In the course of the arbitration, Mr Thiam, who was not a party to the arbitration, filed a witness statement in support of BSGR. Vale applied to the SDNY for an amendment to the Protective Order such that it could use some of the documents submitted by Mr Thiam in the Lawsuit as evidence in the Arbitration in order to address some of the points made in Mr Thiam's witness statement. This request was accepted.

BSGR's request for an amendment to the Protective Order

Following Vale's request, BSGR also filed a request for an amendment to the Protective Order. It requested permission to use as evidence for its counter-claim in the Arbitration the following documents produced in the Lawsuit:

  1. Certain documents produced by Rio Tinto and identified by BSGR as being relevant to it, and
  2. Transcripts of the examination of the investigators of three firms hired by Rio Tinto.

BSGR justified its request on the grounds that:

  • In the Arbitration, the claims of bribery against it were based on statements made by a Rio Tinto employee and by Rio Tinto's investigators;
  • The documents at (i) and (ii) (see above) were critical to BSGR's defence as they undermined the reliability of Vale's evidence;
  • The SDNY's intervention was necessary as the tribunal in the Arbitration had no power to order disclosure; and
  • While Rio Tinto refused consent to the disclosure of the documents, it would suffer no prejudice as the Arbitration was confidential, and also BSGR did not require any further documents to be produced.

BSGR's requests were turned down by the SDNY, which held that there were no grounds to modify the Protective Order. The key reasons behind the SDNY's order are set out below.

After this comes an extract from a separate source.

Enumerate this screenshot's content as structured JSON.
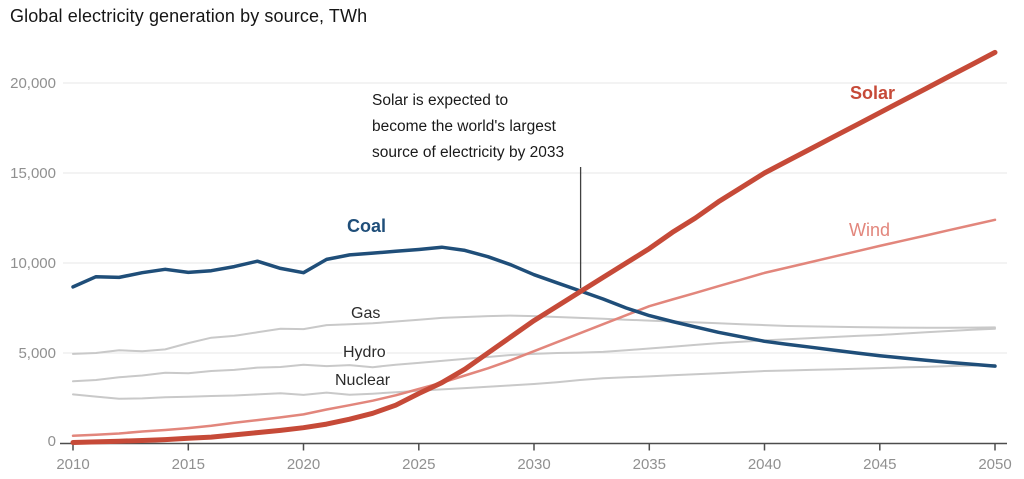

  • BSGR's use of documents (as opposed to information derived from such documents) produced by Rio Tinto in an arbitration in which it was not a party was directly in conflict with the terms of the Protective Order;
  • BSGR was on notice when submitting the Protective Order that Rio Tinto opposed use of such documents in any way in the London Arbitration; and
  • Unlike Vale's request, there were no changed circumstances justifying an amendment of the Protective Order, since Rio Tinto had not interjected itself into the Arbitration like Mr Thiam had done.

Comment

The court's order is a reminder that entering a carefully crafted protective order is critical where sensitive or confidential client documents will be produced in discovery in litigation, particularly given the often broad scope of discovery allowed in litigation in the United States and other jurisdictions. Here, the court recognized that Rio Tinto had expressly opposed the use of confidential information in other proceedings and that the other parties agreed in their stipulated Protective Order that confidential information produced in the Lawsuit could not be used directly in other proceedings. The court also acknowledged that Rio Tinto had not acted in a manner that would justify an amendment of the parties' agreement—for instance by intervening in the arbitration.

The order thus suggests that the court will enforce the agreed upon terms of a protective order absent a compelling reason, and that counsel should consider the risk that previously produced, confidential material may be discoverable should the client initiate or assume an active role in other proceedings.